Par Claude Monnier : Enfermé à l’hôpital psychiatrique de Gotham, Arthur Fleck (Joachin Phoenix), dit le « Joker », est en attente de son procès : il s’agit de déterminer s’il est schizophrène (et donc irresponsable) ou bien un meurtrier de sang-froid. A l’extérieur, son « culte » augmente et ses « admirateurs » rêvent de le voir prendre le pouvoir sur la ville. Parmi ces fans, la future Harley Quinn, Lee Quinzel (Lady Gaga), une psychiatre névrosée qui s’est fait interner pour approcher son idole et le pousser à la révolte.
Le premier Joker (2019) s’était démarqué par son réalisme absolu, au point de faire oublier au spectateur qu’on était dans l’univers Batman. L’intérêt du film, outre la fabuleuse performance de Joachin Phoenix, était d’être une reprise, en mode tragique, de La Valse des pantins de Scorsese, avec un zeste de Taxi Driver pour l’ambiguïté finale : faut-il sympathiser avec ce pauvre type qui pète un plomb et tue les pourris qui se moquent de lui ?… Dans l’idéal, Phillips et Phoenix auraient sans doute préféré en rester là et ne pas donner de suite à Joker. « Malheureusement » pour eux, le film de 2019 a été un triomphe au box-office et Warner/DC a voulu doubler la mise. D’où cette séquelle tirée par les cheveux.

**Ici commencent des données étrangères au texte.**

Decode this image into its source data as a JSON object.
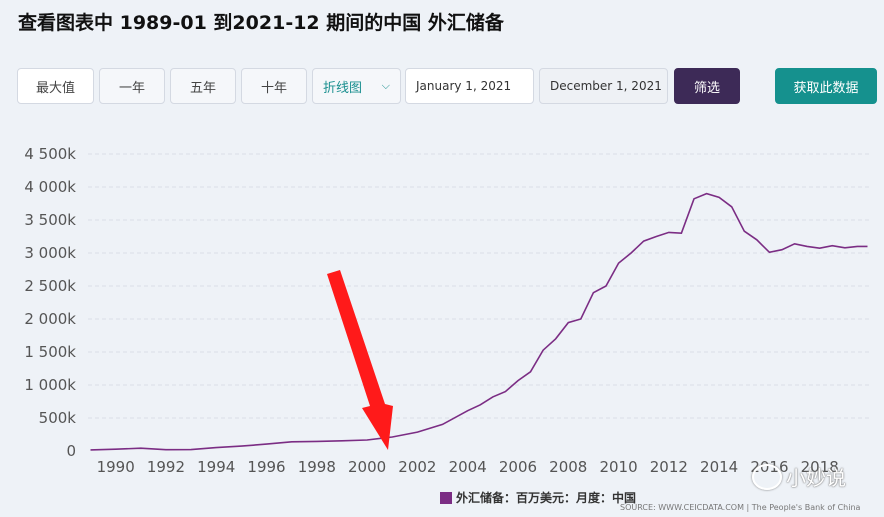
{
  "title": "查看图表中 1989-01 到2021-12 期间的中国 外汇储备",
  "toolbar": {
    "range_buttons": [
      "最大值",
      "一年",
      "五年",
      "十年"
    ],
    "chart_type": "折线图",
    "start_date": "January 1, 2021",
    "end_date": "December 1, 2021",
    "filter_label": "筛选",
    "fetch_label": "获取此数据"
  },
  "legend": "外汇储备：百万美元：月度：中国",
  "source": "SOURCE: WWW.CEICDATA.COM | The People's Bank of China",
  "watermark": "小妙说",
  "colors": {
    "series": "#7b2d84",
    "arrow": "#ff1a1a",
    "filter": "#3d2a57",
    "fetch": "#15918e"
  },
  "chart_data": {
    "type": "line",
    "y_ticks": [
      "0",
      "500k",
      "1 000k",
      "1 500k",
      "2 000k",
      "2 500k",
      "3 000k",
      "3 500k",
      "4 000k",
      "4 500k"
    ],
    "x_ticks": [
      "1990",
      "1992",
      "1994",
      "1996",
      "1998",
      "2000",
      "2002",
      "2004",
      "2006",
      "2008",
      "2010",
      "2012",
      "2014",
      "2016",
      "2018"
    ],
    "ylim": [
      0,
      4500000
    ],
    "xlim": [
      1988.9,
      2020.0
    ],
    "grid": true,
    "legend_position": "bottom-center",
    "series": [
      {
        "name": "外汇储备：百万美元：月度：中国",
        "x": [
          1989.0,
          1990.0,
          1991.0,
          1992.0,
          1993.0,
          1994.0,
          1995.0,
          1996.0,
          1997.0,
          1998.0,
          1999.0,
          2000.0,
          2001.0,
          2002.0,
          2003.0,
          2004.0,
          2004.5,
          2005.0,
          2005.5,
          2006.0,
          2006.5,
          2007.0,
          2007.5,
          2008.0,
          2008.5,
          2009.0,
          2009.5,
          2010.0,
          2010.5,
          2011.0,
          2011.5,
          2012.0,
          2012.5,
          2013.0,
          2013.5,
          2014.0,
          2014.5,
          2015.0,
          2015.5,
          2016.0,
          2016.5,
          2017.0,
          2017.5,
          2018.0,
          2018.5,
          2019.0,
          2019.5,
          2019.9
        ],
        "values": [
          17000,
          28000,
          43000,
          19000,
          21000,
          52000,
          74000,
          105000,
          140000,
          145000,
          155000,
          166000,
          212000,
          286000,
          403000,
          610000,
          700000,
          819000,
          900000,
          1066000,
          1200000,
          1528000,
          1700000,
          1946000,
          2000000,
          2399000,
          2500000,
          2847000,
          3000000,
          3181000,
          3250000,
          3312000,
          3300000,
          3821000,
          3900000,
          3843000,
          3700000,
          3330000,
          3200000,
          3011000,
          3050000,
          3140000,
          3100000,
          3073000,
          3110000,
          3079000,
          3100000,
          3100000
        ]
      }
    ],
    "annotation": "arrow"
  }
}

Tirée par les cheveux mais pas inintéressante, d’un certain point de vue. La particularité de Joker : Folie à deux, c’est en effet de voir Phillips et Phoenix… se faire harakiri en direct. N’ayant rien à raconter, ils le font clairement savoir, afin qu’il n’y ait pas de troisième épisode. La performance de Phoenix et la mise en scène de Phillips sont aussi bonnes que dans le premier film mais ne mènent volontairement nulle part. Ou pour mieux dire : mènent volontairement dans le mur. Au sens propre et figuré. Nombre de séquences (la routine carcérale de Fleck avec ses gardiens, l’évasion manquée avec Lee Quinzel/Harley Quinn, l’échappée du tribunal à la suite d’une explosion) sont ainsi filmées en de magistraux plans-séquence qui collent à la peau de Fleck, le suivant dans sa longue marche, pour aboutir in fine et systématiquement sur une impasse : la cour boueuse des détenus, l’enceinte grillagée de l’asile ou bien encore le fameux escalier abrupt du premier film, vers lequel Fleck se dirige machinalement (c’est son quartier d’enfance), ne sachant pas où aller pendant son « échappée ». Quant aux scènes musicales qui sont censées apporter du neuf à cette suite, elles sont systématiquement désamorcées par le montage qui les montre comme le fruit de l’imagination de Fleck. Les talents vocaux de Lady Gaga, qui auraient pu donner de la chaleur au film, sont également « niés » par la principale intéressée, qui chante la plupart du temps a capella, de manière volontairement hésitante. Quant à l’image finale, c’est peu dire qu’elle illustre le nihilisme des auteurs, qui se savent au pied du mur (ici littéralement) et décident d’en finir une bonne fois pour toutes. Glaçant.
C’est peut-être la première fois qu’on voit ce type de suicide artistique dans un blockbuster. En cela, l’identification entre Todd Phillips, Joachin Phoenix et le personnage qu’ils ont créé reste entière.